Les sizaines des meutes scoutes laissent aussi apparaître cette imprégnation du modèle métropolitain. Ainsi, le nom des « loups blancs » (photo nº 5) que porte une des sizaines de la meute de Basse-Terre, témoigne de l'influence de la doctrine parisienne et de la référence à l'indianisme qui marque le scoutisme français d'avant-guerre. Le recours à cet animal du Grand Nord canadien, inconnu en Guadeloupe, mais symbole de l’aventure, montre l’influence des représentations métropolitaines. Le qualificatif reflète lui aussi l'importance, peut-être inconsciente, que revêt la

couleur blanche, celle de la religion catholique, celle du colon à qui l'on voudrait être assimilé.

À côté de ces références toutes coloniales, certaines troupes prendront le nom d'un saint. La troupe du Moule prend le nom de « Troupe Saint-Jean- Baptiste ». La troupe de Morne-à-l'Eau prend le nom de « Troupe de la croix Saint-André », autre signe d'allégeance à l'Église romaine.
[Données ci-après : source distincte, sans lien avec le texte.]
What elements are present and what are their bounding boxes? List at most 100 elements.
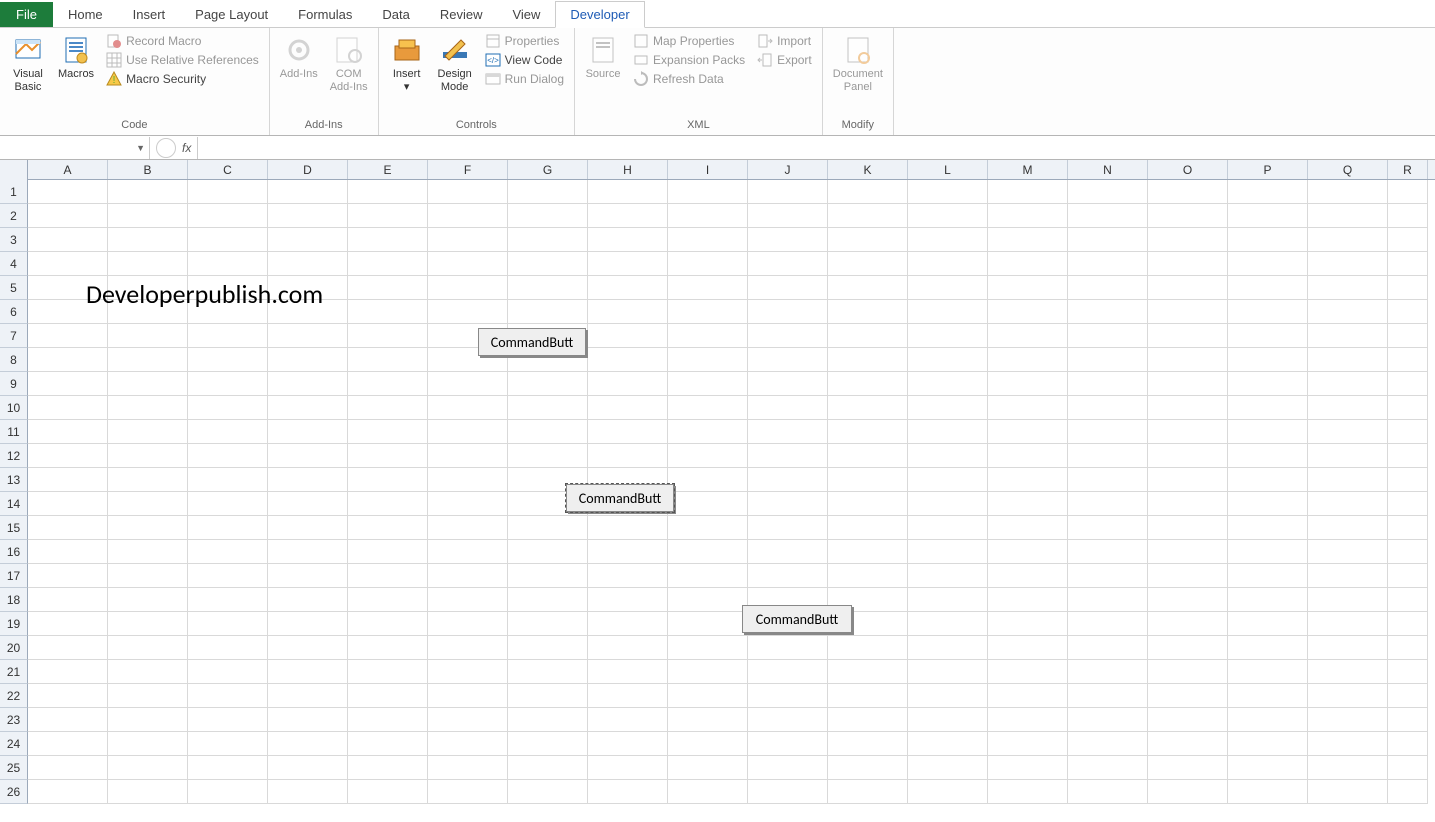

Le mouvement guadeloupéen prend donc naissance à l’initiative des métropolitains de l’île, prêtres, fonctionnaires et commerçants de la colonie. Il est un mouvement importé de la métropole par d’anciens scouts ou par des prêtres qui furent séduits par l’impact éducatif du scoutisme. Dans les premières années de son existence, le scoutisme véhicule des valeurs purement françaises édictées par le siège national, telles que la valorisation de la patrie, le goût des rituels, voire la chevalerie.